Утренний туман висел над крышами Кингстона, но когда Клара приняла душ и натянула джинсы и полосатую рубашку, солнце уже поднялось, растапливая туман и обещая теплый летний день.
Порывшись в глубине гардероба, она нашла свои кожаные ботинки для верховой езды, знавшие лучшие времена, и потертый твидовый пиджак. Она поморщилась, но бросила их в дорожную сумку. Она собралась слишком рано и следующий час провела, беспокойно мечась по комнате и нервничая, пока машина Марка не приехала и не забрала ее в Виткомб Менор.
Она едва замечала красоту окружавшей ее сельской местности в этот день, потому что нервничала даже больше, чем в первый визит сюда.
Когда они наконец плавно въехали в ворота, она не была уверена в своих чувствах, радовалась она или уже жалела о том, что приехала, и когда машина поднималась по подъездной аллее к дому, она вытерла свои вспотевшие ладони о джинсы.

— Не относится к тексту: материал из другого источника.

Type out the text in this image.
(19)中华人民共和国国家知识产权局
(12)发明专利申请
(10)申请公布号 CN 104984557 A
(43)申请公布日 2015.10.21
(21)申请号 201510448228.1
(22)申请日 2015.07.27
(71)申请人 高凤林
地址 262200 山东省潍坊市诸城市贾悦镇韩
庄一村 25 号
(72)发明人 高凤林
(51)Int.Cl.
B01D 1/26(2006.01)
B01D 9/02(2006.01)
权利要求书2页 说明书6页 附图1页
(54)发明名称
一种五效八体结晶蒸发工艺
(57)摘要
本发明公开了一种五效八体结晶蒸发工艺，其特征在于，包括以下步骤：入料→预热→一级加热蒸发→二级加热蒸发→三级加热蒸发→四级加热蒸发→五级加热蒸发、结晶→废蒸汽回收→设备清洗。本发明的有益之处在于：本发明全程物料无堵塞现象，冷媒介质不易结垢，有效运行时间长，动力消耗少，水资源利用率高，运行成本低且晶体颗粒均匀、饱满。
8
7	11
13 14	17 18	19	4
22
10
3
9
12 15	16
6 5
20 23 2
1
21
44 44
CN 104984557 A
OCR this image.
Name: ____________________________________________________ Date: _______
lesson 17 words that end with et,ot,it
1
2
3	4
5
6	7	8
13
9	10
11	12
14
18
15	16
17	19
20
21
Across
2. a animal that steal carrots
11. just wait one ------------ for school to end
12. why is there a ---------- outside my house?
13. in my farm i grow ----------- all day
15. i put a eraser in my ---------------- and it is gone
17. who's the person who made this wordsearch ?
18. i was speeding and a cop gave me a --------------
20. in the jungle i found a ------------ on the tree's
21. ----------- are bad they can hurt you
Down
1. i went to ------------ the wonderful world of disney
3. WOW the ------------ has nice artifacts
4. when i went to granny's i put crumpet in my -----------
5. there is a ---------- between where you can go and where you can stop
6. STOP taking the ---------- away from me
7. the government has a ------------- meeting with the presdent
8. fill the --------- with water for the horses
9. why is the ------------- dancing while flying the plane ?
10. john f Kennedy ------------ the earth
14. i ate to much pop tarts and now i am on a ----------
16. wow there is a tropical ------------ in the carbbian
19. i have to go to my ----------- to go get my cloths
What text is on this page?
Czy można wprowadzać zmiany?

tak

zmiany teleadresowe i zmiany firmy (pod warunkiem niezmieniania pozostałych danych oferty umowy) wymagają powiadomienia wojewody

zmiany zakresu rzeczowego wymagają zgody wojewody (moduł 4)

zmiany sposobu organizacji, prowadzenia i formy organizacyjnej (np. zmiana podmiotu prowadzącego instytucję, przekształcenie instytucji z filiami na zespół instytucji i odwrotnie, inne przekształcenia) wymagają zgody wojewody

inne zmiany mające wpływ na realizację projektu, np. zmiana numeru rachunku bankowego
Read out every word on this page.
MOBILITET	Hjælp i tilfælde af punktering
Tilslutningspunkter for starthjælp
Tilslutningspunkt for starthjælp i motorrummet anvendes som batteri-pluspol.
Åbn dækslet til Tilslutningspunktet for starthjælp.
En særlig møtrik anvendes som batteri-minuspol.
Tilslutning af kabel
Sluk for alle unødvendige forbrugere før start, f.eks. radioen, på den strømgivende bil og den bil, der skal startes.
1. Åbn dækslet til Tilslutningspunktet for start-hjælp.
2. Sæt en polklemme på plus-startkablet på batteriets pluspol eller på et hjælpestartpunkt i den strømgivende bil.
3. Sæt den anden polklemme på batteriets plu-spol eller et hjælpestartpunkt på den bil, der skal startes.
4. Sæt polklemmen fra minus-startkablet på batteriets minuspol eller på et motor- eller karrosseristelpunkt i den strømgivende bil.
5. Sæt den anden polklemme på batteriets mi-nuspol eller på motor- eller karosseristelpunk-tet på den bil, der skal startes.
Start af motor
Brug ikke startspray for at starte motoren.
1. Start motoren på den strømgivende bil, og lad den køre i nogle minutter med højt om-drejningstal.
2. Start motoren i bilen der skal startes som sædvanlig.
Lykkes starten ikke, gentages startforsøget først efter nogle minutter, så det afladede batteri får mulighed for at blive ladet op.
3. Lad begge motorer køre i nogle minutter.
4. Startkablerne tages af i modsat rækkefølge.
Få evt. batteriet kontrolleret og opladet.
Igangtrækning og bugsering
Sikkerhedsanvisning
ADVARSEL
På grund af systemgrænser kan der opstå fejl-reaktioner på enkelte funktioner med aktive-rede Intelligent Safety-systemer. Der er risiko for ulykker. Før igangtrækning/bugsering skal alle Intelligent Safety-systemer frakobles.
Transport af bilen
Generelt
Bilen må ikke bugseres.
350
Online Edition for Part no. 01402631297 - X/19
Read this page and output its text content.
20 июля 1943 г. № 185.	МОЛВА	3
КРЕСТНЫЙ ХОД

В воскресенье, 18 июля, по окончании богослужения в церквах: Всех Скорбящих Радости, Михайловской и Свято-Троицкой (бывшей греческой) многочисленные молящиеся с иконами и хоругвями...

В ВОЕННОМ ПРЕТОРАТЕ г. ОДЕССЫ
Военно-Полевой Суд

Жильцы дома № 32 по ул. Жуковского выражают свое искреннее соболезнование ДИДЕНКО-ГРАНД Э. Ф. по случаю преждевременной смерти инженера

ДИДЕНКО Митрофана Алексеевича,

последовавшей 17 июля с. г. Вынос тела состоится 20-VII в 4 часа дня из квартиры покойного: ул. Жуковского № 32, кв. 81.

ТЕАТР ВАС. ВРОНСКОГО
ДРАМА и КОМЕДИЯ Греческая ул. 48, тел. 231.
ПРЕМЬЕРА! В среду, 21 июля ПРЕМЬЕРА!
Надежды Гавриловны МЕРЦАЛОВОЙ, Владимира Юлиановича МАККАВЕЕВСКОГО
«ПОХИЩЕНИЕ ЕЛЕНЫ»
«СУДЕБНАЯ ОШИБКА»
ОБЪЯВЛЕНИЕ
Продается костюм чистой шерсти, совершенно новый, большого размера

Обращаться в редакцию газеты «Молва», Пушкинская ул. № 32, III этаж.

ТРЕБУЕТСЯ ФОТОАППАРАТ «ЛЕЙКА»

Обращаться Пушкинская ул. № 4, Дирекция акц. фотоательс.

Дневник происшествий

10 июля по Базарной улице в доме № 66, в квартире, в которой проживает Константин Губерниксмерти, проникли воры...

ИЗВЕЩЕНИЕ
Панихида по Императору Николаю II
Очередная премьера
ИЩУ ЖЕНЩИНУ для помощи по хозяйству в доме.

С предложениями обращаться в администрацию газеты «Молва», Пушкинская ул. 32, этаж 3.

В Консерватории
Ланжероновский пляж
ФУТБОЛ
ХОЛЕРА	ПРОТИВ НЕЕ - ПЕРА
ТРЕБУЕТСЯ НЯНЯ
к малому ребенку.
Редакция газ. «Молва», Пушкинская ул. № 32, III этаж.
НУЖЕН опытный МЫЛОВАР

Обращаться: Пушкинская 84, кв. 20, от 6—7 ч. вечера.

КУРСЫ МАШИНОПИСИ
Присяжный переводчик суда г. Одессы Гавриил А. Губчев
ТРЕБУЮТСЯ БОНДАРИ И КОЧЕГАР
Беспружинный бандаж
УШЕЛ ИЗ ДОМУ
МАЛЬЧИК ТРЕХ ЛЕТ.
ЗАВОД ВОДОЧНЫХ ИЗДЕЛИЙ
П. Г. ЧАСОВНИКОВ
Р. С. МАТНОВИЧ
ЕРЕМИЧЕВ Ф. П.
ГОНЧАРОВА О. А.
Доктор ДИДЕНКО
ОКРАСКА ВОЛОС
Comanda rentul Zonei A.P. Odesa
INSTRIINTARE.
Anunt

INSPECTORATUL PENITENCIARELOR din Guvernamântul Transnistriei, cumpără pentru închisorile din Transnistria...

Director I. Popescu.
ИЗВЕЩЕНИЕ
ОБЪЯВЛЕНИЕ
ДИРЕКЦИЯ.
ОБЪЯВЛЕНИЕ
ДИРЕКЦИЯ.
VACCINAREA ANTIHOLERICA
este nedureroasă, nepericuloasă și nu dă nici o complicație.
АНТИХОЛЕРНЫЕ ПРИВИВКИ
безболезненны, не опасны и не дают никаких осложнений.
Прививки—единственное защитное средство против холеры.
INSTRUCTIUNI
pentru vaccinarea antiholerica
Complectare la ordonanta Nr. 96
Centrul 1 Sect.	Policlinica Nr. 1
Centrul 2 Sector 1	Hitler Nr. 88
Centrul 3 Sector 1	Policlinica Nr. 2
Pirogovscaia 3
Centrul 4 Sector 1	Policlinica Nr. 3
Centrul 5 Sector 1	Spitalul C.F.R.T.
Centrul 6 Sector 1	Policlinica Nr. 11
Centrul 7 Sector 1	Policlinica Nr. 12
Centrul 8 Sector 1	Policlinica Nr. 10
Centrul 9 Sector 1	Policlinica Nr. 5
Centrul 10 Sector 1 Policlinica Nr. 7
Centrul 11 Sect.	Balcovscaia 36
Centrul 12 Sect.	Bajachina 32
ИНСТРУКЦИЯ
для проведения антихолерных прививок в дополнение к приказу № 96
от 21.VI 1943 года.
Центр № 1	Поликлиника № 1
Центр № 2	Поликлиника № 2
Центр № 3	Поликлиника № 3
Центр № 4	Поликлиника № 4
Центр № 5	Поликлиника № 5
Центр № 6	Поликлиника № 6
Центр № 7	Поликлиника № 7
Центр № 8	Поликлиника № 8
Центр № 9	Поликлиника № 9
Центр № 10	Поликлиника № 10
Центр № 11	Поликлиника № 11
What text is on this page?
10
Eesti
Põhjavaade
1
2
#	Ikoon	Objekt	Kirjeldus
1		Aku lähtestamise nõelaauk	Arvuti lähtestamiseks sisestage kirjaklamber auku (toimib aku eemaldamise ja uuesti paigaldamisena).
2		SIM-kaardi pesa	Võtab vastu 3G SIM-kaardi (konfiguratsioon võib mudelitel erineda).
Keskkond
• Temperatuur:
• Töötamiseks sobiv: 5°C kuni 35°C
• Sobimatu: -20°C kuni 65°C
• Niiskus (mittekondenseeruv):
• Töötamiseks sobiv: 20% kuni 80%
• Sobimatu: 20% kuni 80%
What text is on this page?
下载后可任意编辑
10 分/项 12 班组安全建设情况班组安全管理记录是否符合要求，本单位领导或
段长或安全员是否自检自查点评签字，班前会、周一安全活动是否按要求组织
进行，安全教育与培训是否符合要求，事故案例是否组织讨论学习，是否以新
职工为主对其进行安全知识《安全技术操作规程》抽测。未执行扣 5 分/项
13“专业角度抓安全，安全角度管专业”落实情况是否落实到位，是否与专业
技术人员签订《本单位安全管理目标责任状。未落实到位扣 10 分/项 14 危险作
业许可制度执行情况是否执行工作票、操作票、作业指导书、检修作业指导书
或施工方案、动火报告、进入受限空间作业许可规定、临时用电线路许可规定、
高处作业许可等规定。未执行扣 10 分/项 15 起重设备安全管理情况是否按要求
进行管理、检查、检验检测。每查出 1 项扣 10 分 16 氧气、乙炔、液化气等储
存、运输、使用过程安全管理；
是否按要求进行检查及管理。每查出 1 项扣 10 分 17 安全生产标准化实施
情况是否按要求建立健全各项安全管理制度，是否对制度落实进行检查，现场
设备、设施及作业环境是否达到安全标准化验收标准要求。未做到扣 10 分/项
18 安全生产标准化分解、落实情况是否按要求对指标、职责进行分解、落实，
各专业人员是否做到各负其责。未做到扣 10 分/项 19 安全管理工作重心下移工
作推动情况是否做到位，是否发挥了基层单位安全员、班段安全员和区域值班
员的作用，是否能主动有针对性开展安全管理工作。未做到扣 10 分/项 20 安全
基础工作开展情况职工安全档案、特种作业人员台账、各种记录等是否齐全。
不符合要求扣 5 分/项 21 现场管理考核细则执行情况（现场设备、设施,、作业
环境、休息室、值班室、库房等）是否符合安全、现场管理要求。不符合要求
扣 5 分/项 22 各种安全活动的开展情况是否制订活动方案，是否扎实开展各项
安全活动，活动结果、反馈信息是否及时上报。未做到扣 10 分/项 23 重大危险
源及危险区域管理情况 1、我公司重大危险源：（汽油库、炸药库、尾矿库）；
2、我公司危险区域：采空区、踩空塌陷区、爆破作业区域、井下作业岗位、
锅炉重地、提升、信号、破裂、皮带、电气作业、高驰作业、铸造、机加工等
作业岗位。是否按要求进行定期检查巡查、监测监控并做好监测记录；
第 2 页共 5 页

Когда показалось поместье, для Клары было огромным облегчением увидеть Грету, ее тучное тело было обмотано цветастым длинным восточным халатом, ее волосы выбились из пучка, она стояла на лужайке и кормила двух экзотических павлинов. Она помахала своей пухлой рукой, когда Клара вышла из машины и медленно пошла им навстречу через поляну, устланную мягкой зеленой травкой.
— Как они прекрасны, — Клара показала на павлинов, которые, распушив свои сказочные перья на хвосте, оглашали воздух резкими криками.
— Они очень шумные создания, — Грета улыбнулась, повернувшись, чтобы войти в дом. — Но ты права, очень красивые. И они знают это, моя дорогая, — она вздохнула, — они самонадеянны, как все мужчины. — Все также тяжело вздыхая, она продолжила: — Марк в конюшне, пойдем, я провожу тебя.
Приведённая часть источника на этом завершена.